Nestor de Oliveira*
Em recente decisão judicial, não pela transparência obrigatória do governo, os mineiros ficamos sabendo das renúncias fiscais do estado, em favor de empresas, com a política de atração e incentivos para produzir em Minas Gerais. Uma política até certo ponto aceitável, não estivesse nela embutido grande contraste quanto ao endividamento do estado e, o que é pior, aos males causados pelos favorecidos à vida da população. Atrair industrias, gerar empregos, incentivar desenvolvimento, especialmente em áreas tecnológicas e afins aos produtos do estado é argumento justo e plenamente defensável. Um bom exemplo foi a atração da Fiat, hoje Stellantis, nos anos 70. Melhorar e zelar pela vida das pessoas, aumentar suas rendas, qualifica-las para os novos desafios, investir na saúde, educação e segurança são obvias políticas inerentes à ação do estado e dever dos governos. Há, no entanto, um outro lado, nefasto e condenável.

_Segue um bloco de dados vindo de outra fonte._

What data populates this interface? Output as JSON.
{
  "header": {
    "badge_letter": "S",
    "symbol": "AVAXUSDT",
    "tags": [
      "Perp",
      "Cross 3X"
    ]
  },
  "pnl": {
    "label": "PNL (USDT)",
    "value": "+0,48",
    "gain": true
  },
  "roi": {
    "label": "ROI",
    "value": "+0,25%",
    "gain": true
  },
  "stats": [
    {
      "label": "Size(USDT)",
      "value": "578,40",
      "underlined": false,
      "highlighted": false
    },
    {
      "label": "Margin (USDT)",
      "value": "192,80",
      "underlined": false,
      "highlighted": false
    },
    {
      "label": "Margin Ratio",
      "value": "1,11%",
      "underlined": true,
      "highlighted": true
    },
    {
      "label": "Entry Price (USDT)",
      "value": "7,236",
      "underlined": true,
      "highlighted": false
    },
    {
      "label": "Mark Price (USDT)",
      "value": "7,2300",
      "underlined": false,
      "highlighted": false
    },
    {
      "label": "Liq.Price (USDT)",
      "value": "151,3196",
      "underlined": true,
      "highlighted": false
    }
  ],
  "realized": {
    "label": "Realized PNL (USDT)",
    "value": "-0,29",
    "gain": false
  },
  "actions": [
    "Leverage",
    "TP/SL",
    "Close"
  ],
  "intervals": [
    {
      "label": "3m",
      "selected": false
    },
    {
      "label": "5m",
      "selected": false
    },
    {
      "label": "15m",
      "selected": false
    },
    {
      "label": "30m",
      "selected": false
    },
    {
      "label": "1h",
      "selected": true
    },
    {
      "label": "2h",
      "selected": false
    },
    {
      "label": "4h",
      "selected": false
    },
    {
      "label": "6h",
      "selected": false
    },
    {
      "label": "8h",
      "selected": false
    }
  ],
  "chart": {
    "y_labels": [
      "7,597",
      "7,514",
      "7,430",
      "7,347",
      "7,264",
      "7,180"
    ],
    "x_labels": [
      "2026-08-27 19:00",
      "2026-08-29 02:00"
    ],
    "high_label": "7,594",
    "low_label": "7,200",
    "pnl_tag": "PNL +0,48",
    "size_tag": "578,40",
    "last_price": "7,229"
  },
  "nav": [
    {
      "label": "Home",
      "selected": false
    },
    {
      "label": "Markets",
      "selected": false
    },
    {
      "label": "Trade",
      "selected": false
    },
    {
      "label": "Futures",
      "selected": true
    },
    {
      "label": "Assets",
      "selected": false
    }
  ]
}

Dentre as empresas favorecidas pela renúncia fiscal de Minas Gerais, estão a AMBEV, com mais de R$ 1,5 bilhões, a Localiza e outras locadoras, com mais de R$ 1 bilhão e a Souza Cruz, com mais de R$ 600 milhões, valores que somados, até o final deste ano, representam mais de 26 bilhões de reais. A Mercado Livre com R$ 500 milhões e a Eletrozema, com R$ 2,28 milhões também estão na lista, assim como centenas de outras empresas. São industrias e empresas, muitas delas com justificável incentivo para competirem, a partir de Minas Gerais, em concorrência a empresas de outros estados, onde também recebem incentivos e renúncias, atuam e geram empregos. Em Minas 20 empresas recebem mais de 40% de renúncias, o que caracteriza uma política de centralização e favorecimento discutível. Assim como são discutíveis os critérios para a concessão destes favores, em um estado endividado e sem condições de abrir mão de suas receitas. Vamos aos critérios.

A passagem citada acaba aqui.